Let’s revisit our age-distance example, and find the least-squares regression line. The following output will be helpful in getting the 5 values we need:

MEAN <- apply(signdist, 2, mean)
MEAN
     Age Distance 
 51.0000 423.3333 
cor(signdist)
                Age   Distance
Age       1.0000000 -0.8012447
Distance -0.8012447  1.0000000
SD <- apply(signdist, 2, sd)
SD
     Age Distance 
21.77629 81.72002 
mod.lm <- lm(Distance ~ Age, data = signdist)
coef(summary(mod.lm))
              Estimate Std. Error   t value     Pr(>|t|)
(Intercept) 576.681937 23.4708808 24.570102 1.725112e-20
Age          -3.006835  0.4243373 -7.085955 1.040998e-07
b <- coef(summary(mod.lm))[2, 1]
b
[1] -3.006835
  • The slope of the line is: \(b = (-0.8012447) \times (81.7200154 / 21.7762921) = -3.0068354\). This means that for every 1-unit increase of the explanatory variable, there is, on average, a -3.0068354-unit decrease in the response variable. The interpretation in context of the slope being -3.0068354 is, therefore: For every year a driver gets older, the maximum distance at which he/she can read a sign decreases, on average, by 3.0068354 feet.
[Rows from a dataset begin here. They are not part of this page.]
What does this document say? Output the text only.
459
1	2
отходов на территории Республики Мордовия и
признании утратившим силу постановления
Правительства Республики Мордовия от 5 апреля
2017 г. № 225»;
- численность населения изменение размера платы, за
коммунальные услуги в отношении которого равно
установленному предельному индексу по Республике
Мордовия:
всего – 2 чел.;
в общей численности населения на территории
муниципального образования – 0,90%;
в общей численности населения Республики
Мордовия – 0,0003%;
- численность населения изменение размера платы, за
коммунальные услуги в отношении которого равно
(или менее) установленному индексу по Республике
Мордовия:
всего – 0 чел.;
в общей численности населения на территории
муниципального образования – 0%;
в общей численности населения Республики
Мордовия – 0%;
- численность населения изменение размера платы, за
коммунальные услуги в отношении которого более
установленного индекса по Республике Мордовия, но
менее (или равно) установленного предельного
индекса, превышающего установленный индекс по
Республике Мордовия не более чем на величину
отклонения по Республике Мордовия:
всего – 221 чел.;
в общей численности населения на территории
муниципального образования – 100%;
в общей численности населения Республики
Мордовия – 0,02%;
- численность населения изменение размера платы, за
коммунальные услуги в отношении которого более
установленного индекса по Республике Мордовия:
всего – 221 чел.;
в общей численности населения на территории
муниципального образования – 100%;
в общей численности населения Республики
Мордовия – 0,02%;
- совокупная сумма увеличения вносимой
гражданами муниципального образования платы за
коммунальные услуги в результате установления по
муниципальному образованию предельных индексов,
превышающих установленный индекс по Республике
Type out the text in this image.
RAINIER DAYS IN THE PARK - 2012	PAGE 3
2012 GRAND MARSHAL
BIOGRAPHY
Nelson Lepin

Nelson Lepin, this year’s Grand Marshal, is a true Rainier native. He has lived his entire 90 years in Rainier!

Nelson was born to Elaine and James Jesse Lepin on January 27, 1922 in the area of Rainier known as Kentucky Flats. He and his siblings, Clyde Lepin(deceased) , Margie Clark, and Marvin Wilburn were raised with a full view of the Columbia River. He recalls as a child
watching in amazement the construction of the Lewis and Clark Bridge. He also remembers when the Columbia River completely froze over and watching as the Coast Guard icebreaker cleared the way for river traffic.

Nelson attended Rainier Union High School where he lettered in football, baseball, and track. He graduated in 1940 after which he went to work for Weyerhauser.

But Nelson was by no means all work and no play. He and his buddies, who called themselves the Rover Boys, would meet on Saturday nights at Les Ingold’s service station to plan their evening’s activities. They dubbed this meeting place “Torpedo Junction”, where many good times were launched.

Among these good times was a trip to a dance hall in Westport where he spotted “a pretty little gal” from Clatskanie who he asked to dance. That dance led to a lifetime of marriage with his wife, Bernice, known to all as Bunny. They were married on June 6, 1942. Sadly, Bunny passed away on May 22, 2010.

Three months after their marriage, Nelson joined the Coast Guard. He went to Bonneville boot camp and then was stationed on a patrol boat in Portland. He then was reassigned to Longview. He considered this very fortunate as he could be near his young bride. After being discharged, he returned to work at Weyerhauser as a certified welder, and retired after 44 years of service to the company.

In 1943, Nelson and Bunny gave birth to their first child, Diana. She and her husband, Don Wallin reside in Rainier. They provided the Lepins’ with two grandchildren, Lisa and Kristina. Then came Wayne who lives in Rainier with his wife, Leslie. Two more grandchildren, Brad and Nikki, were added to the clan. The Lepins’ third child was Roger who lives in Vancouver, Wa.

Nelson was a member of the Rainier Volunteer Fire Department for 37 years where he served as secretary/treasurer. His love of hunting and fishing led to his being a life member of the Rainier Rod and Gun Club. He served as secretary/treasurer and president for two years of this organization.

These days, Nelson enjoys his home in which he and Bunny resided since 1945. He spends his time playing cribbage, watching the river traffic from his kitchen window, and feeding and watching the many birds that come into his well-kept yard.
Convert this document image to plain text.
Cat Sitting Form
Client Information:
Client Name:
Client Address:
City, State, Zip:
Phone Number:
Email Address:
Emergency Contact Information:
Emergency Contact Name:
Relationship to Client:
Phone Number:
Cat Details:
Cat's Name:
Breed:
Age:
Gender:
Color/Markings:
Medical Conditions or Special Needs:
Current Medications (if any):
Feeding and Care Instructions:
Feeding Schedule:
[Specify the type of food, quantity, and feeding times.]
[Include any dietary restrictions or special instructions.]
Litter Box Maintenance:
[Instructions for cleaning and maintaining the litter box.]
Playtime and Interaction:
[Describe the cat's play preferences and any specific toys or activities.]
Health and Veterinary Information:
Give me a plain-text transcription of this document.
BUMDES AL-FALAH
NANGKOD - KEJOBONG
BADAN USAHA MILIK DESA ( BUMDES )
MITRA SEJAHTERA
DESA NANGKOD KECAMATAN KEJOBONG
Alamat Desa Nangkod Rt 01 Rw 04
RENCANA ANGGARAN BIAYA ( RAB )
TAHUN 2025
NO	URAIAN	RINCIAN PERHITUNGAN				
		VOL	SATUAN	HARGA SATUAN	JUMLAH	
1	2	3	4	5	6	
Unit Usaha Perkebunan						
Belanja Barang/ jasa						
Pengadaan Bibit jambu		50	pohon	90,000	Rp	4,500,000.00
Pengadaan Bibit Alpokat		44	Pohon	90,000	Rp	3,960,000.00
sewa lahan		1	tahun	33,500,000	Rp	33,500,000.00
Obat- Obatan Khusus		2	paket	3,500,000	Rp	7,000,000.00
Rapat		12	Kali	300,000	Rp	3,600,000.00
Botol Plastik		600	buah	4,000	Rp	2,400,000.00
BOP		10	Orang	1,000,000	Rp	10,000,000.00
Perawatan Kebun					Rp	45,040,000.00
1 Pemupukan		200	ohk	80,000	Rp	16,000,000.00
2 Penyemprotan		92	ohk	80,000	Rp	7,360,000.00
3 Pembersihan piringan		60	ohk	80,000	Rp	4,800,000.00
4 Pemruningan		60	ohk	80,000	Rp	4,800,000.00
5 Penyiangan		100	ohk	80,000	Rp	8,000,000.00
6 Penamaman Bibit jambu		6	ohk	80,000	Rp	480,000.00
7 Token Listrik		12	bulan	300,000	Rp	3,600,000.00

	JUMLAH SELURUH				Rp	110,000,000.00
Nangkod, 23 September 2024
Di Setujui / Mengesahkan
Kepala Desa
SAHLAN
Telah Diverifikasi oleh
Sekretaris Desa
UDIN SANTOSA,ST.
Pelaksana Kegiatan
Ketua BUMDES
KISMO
  • The intercept of the line is:

\[a = 423.3333333 + 3.0068354\times 51 = 576.6819372\]

and therefore the least squares regression line for this example is:

\[\widehat{\text{Distance}} = 576.6819372 -3.0068354\times \text{Age}\]

Here is the regression line plotted on the scatterplot:

ggplot(data = signdist, aes(x = Age, y = Distance)) +
   geom_point(color = "purple") +
   theme_bw() +
   labs(x = "Drivers Age (years)", y = "Sign Legibility Distance (feet)") +
   geom_smooth(method = "lm", se = FALSE) +
   labs(title = expression(hat(Y) == "576.7 - 3x") )

As we can see, the regression line fits the linear pattern of the data quite well.

Comment

As we mentioned before, hand-calculation is not the focus of this course. We wanted you to see one example in which the least squares regression line is calculated by hand, but in general we’ll let a statistics package do that for us.

Let’s go back now to our motivating example, in which we wanted to predict the maximum distance at which a sign is legible for a 60-year-old. Now that we have found the least squares regression line, this prediction becomes quite easy:

Practically, what the figure tells us is that in order to find the predicted legibility distance for a 60-year-old, we plug Age = 60 into the regression line equation, to find that:

Predicted distance = \(576.6819372 + (-3.0068354 \times 60) = 396.271815\). 396.271815 feet is our best prediction for the maximum distance at which a sign is legible for a 60-year-old.